Welches Führungskräfte-Feedback passt zu Ihrer Organisation?
Führungskräfte-Feedback lässt sich sehr unterschiedlich gestalten. Entscheidend ist, welche Perspektiven einbezogen werden, welche Führungsthemen im Mittelpunkt stehen und wie das Feedback in die bestehenden Prozesse eingebunden werden soll. PRIOTAS passt diese Bausteine an Ihre Organisation und Ihr Ziel an.

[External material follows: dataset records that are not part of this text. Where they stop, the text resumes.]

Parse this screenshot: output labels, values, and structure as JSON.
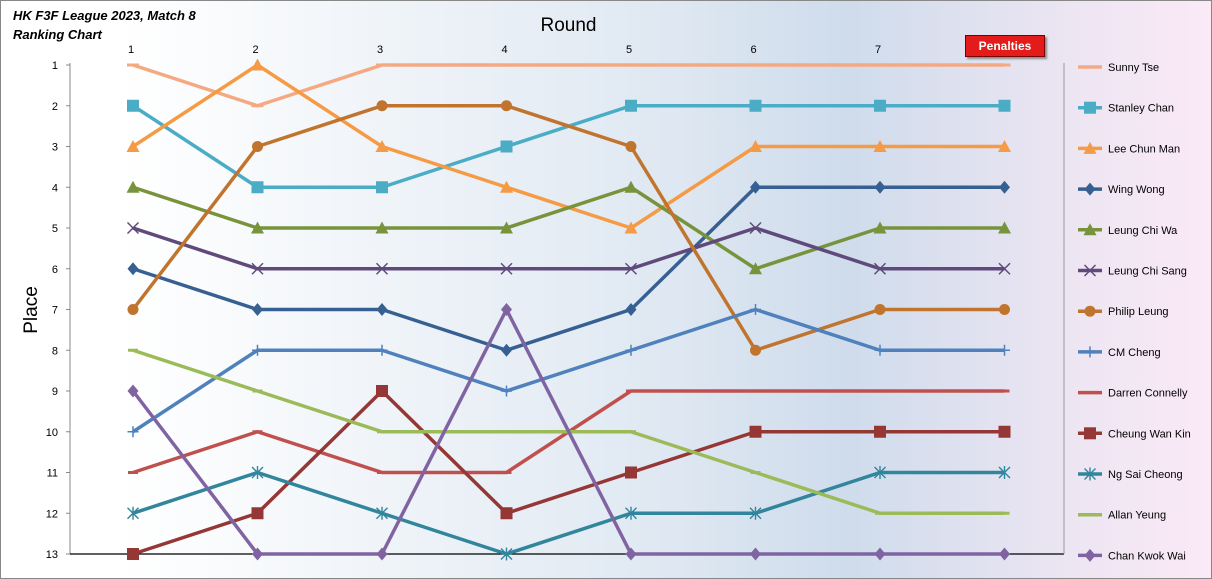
{
  "header": {
    "title_line1": "HK F3F League 2023, Match 8",
    "title_line2": "Ranking Chart",
    "penalties_button": "Penalties"
  },
  "chart_data": {
    "type": "line",
    "title": "HK F3F League 2023, Match 8 Ranking Chart",
    "xlabel": "Round",
    "ylabel": "Place",
    "x": [
      "1",
      "2",
      "3",
      "4",
      "5",
      "6",
      "7",
      ""
    ],
    "ylim": [
      13,
      1
    ],
    "yticks": [
      1,
      2,
      3,
      4,
      5,
      6,
      7,
      8,
      9,
      10,
      11,
      12,
      13
    ],
    "y_inverted": true,
    "grid": false,
    "legend": "right",
    "series": [
      {
        "name": "Sunny Tse",
        "color": "#f5a982",
        "marker": "none",
        "values": [
          1,
          2,
          1,
          1,
          1,
          1,
          1,
          1
        ]
      },
      {
        "name": "Stanley Chan",
        "color": "#4aacc5",
        "marker": "square",
        "values": [
          2,
          4,
          4,
          3,
          2,
          2,
          2,
          2
        ]
      },
      {
        "name": "Lee Chun Man",
        "color": "#f59b45",
        "marker": "triangle",
        "values": [
          3,
          1,
          3,
          4,
          5,
          3,
          3,
          3
        ]
      },
      {
        "name": "Wing Wong",
        "color": "#376092",
        "marker": "diamond",
        "values": [
          6,
          7,
          7,
          8,
          7,
          4,
          4,
          4
        ]
      },
      {
        "name": "Leung Chi Wa",
        "color": "#77933c",
        "marker": "triangle",
        "values": [
          4,
          5,
          5,
          5,
          4,
          6,
          5,
          5
        ]
      },
      {
        "name": "Leung Chi Sang",
        "color": "#604a7b",
        "marker": "x",
        "values": [
          5,
          6,
          6,
          6,
          6,
          5,
          6,
          6
        ]
      },
      {
        "name": "Philip Leung",
        "color": "#c0742e",
        "marker": "circle",
        "values": [
          7,
          3,
          2,
          2,
          3,
          8,
          7,
          7
        ]
      },
      {
        "name": "CM Cheng",
        "color": "#4f81bd",
        "marker": "plus",
        "values": [
          10,
          8,
          8,
          9,
          8,
          7,
          8,
          8
        ]
      },
      {
        "name": "Darren Connelly",
        "color": "#c0504d",
        "marker": "dash",
        "values": [
          11,
          10,
          11,
          11,
          9,
          9,
          9,
          9
        ]
      },
      {
        "name": "Cheung Wan Kin",
        "color": "#953735",
        "marker": "square",
        "values": [
          13,
          12,
          9,
          12,
          11,
          10,
          10,
          10
        ]
      },
      {
        "name": "Ng Sai Cheong",
        "color": "#31859c",
        "marker": "star",
        "values": [
          12,
          11,
          12,
          13,
          12,
          12,
          11,
          11
        ]
      },
      {
        "name": "Allan Yeung",
        "color": "#9bbb59",
        "marker": "dash",
        "values": [
          8,
          9,
          10,
          10,
          10,
          11,
          12,
          12
        ]
      },
      {
        "name": "Chan Kwok Wai",
        "color": "#8064a2",
        "marker": "diamond",
        "values": [
          9,
          13,
          13,
          7,
          13,
          13,
          13,
          13
        ]
      }
    ]
  }
}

Die passenden Perspektiven
Je nach Ziel können unterschiedliche Feedbackgeber einbezogen werden:
360-Grad-Feedback
Feedback von Mitarbeitenden, Kolleginnen und Kollegen auf gleicher Ebene und der eigenen Führungskraft, ergänzt durch eine Selbsteinschätzung. Geeignet, wenn ein möglichst umfassendes Bild der Führungswirkung entstehen soll.
270-Grad-Feedback
Wie das 360-Grad-Feedback, jedoch ohne Einschätzung durch Peers. Der Fokus liegt auf der Zusammenarbeit mit Mitarbeitenden und der eigenen Führungskraft.
180-Grad-Feedback
Selbstbild und Feedback der eigenen Mitarbeitenden werden gegenübergestellt. Ein schlankes Format, das sich auch gut für regelmäßige Wiederholungen eignet.
Aufwärts-Feedback
Die Mitarbeitenden geben ihrer Führungskraft Feedback. Das Format lässt sich mit vergleichsweise geringem Aufwand umsetzen und eignet sich gut, um strukturiertes Führungsfeedback in der Organisation zu etablieren.
Die passenden Inhalte
Auf Basis bestehender Führungsleitbilder oder Kompetenzmodelle entwickeln wir Ihren Fragebogen. So bezieht sich das Feedback auf die Führungsanforderungen, die in Ihrer Organisation relevant sind.
Der passende Prozess
Das Feedback kann zentral (z. B. jährlich oder in Wellen) oder dezentral (z. B. kontinuierlich durch die Führungskräfte selbst) initiiert werden. Dadurch lässt es sich mit Führungskräftegesprächen, Entwicklungsprogrammen oder individuellen Entwicklungszyklen ideal verbinden.
Die passende Begleitung
Von der eigenständigen Arbeit mit dem Ergebnisbericht, (über KI-gestützte) Interpretationshilfen bis zum moderierten Ergebnisgespräch, Coaching oder Teamdialog lässt sich auch der Folgeprozess flexibel gestalten.